The horror riff that propels Arcturus, the pow-wow dance of Triquetrium Delight, the techno torpedo of Avatar 444, not to mention Suicide-like trenodies and free-form noise suites, are the highlights of a diverse collection that, with a little more self-control, could have rivaled Brian Eno's Before And After Science for the digital generation. The futuristic drama and personal tour de force of The Ticking Of Science (13 minutes) recapitulates the album's anarchic, capricious approach. This is an unfocused work, a half-baked work of high art, an experiment that does not have a sense of direction, or possibly a mere collection of cues for future albums.

The new Spaceship Eyes' CD, Of Cosmic Repercussions (Hypnotic, 2000) will come out in October. Gazul Records and Noh Poetry Records will release Quiet Celebration on Sept 7. This Californian quartet consists of Don Falcone (synth, udu), Ashley Adams (contrabass), John Purves (woodwinds) and Edward Huson (tabla).

Reflections In A Radio Shower (Gazul, 2001), credited to Spirits Burning, includes contributions from Daevid Allen, Robert Calvert (posthumously), Don Xaliman (Melodic Energy Commission), members of ST 37, Mushroom, etc.

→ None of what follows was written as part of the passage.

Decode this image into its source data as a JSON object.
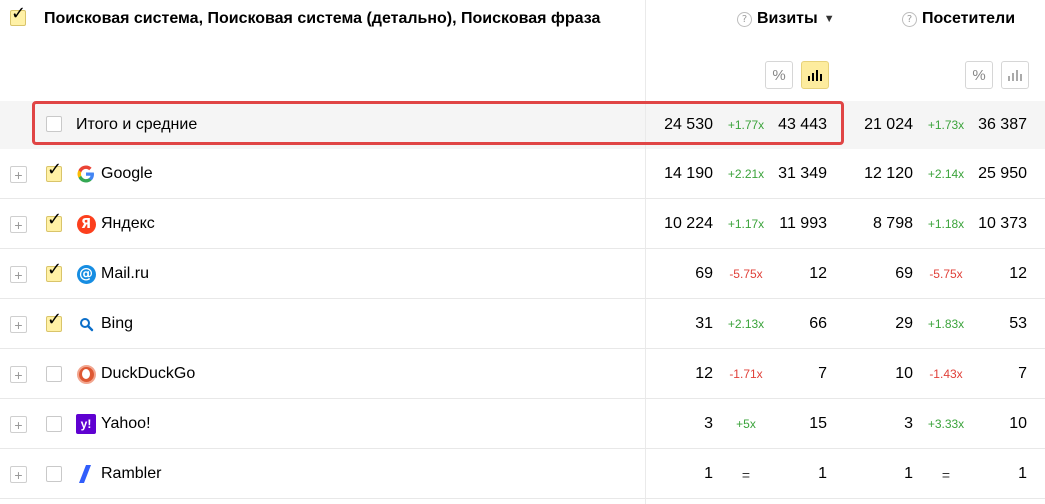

Fireclan is the trio of Don Falcone, Mychael Merritt and Luis Davila. Sunrise to Sunset (Noh Poetry, 2004) is an exercise in reinventing prog-rock for the post-ambient generation. It opens with a fluent space-rock number, Electric Sunrise, and closes with the hypnotic percussive jam of Acoustic Sunset. In between, it runs the gamut from the virulent minimalism of Sudden Mist to the melodramatic theme of Winds of Sorrow to the eerie soundscape of Faces in The Terrain. The longest track, Cliff of Fate, fuses these techniques and coins a kind of impressionistic drama, that delivers both the natural power and the psychological tension of the scene.

Weird Biscuit Teatime "DJDDAY" (Voiceprint, 2005)

Gothic Ships (Noh Poetry, 2006) is a collaboration with Steve Palmer.